Pakistan’s challenge will be to strengthen relations with Russia without alienating its Western
trade partners, all while balancing a growing defense relationship with Ukraine. Islamabad’s
balancing act is less intricate than New Delhi’s: Its relationship with the United States is tenuous,
and it has long sought to leverage its alliance with China to work more closely with Russia,
especially in Afghanistan and Central Asia. But Islamabad must be careful not to edge too close to
Moscow, given its commercial relationships with Europe and its desire to play a greater role on
the global stage.
For Afghanistan, the danger is that the Russia-Ukraine conflict will distract from its own
humanitarian crisis. The United Nations was already struggling to meet the $4.4 billion appeal it
had announced for humanitarian assistance—still less than it estimates it will need to ease the
crisis this year. Now, bandwidth for developing a strategy to increase assistance to the country
will certainly be limited. Seeking to reorient global attention back toward Afghanistan, the
Taliban have called for a swift resolution of the Russia-Ukraine crisis.
Elsewhere in South Asia, the conflict could generate economic opportunities: With Russia facing
possible devastating sanctions, it will seek new markets, and South Asia’s could be attractive,
especially if Russia rides on the coattails of China’s robust investment presence there.
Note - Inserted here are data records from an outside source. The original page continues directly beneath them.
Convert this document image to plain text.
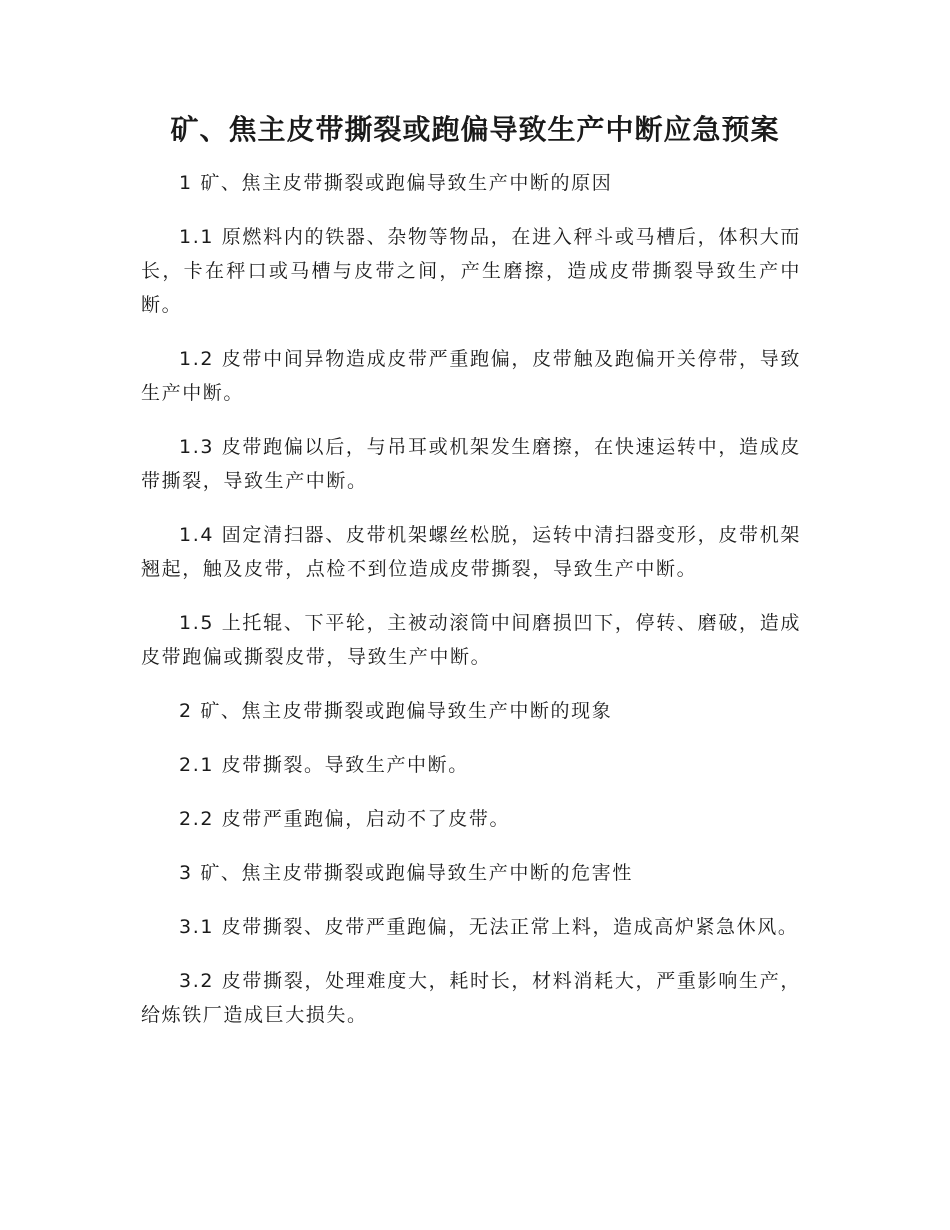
矿、焦主皮带撕裂或跑偏导致生产中断应急预案

1 矿、焦主皮带撕裂或跑偏导致生产中断的原因

1.1 原燃料内的铁器、杂物等物品，在进入秤斗或马槽后，体积大而长，卡在秤口或马槽与皮带之间，产生磨擦，造成皮带撕裂导致生产中断。

1.2 皮带中间异物造成皮带严重跑偏，皮带触及跑偏开关停带，导致生产中断。

1.3 皮带跑偏以后，与吊耳或机架发生磨擦，在快速运转中，造成皮带撕裂，导致生产中断。

1.4 固定清扫器、皮带机架螺丝松脱，运转中清扫器变形，皮带机架翘起，触及皮带，点检不到位造成皮带撕裂，导致生产中断。

1.5 上托辊、下平轮，主被动滚筒中间磨损凹下，停转、磨破，造成皮带跑偏或撕裂皮带，导致生产中断。

2 矿、焦主皮带撕裂或跑偏导致生产中断的现象

2.1 皮带撕裂。导致生产中断。

2.2 皮带严重跑偏，启动不了皮带。

3 矿、焦主皮带撕裂或跑偏导致生产中断的危害性

3.1 皮带撕裂、皮带严重跑偏，无法正常上料，造成高炉紧急休风。

3.2 皮带撕裂，处理难度大，耗时长，材料消耗大，严重影响生产，给炼铁厂造成巨大损失。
Russia
doesn’t currently have a deep footprint in the smaller South Asian states, but it has explored some
trade and investment, especially in the energy sectors in Nepal and Bangladesh and in Sri Lankan
tea, of which it is a major importer.
However, the region’s smaller states—because of their economic fragility and desire to maintain
working ties with the West—won’t want to risk running afoul of sanctions regimes. For South
Asia, like much of the world, the best resolution of the Russia-Ukraine crisis would be a quick and
peaceful one. That appears increasingly unlikely by the hour.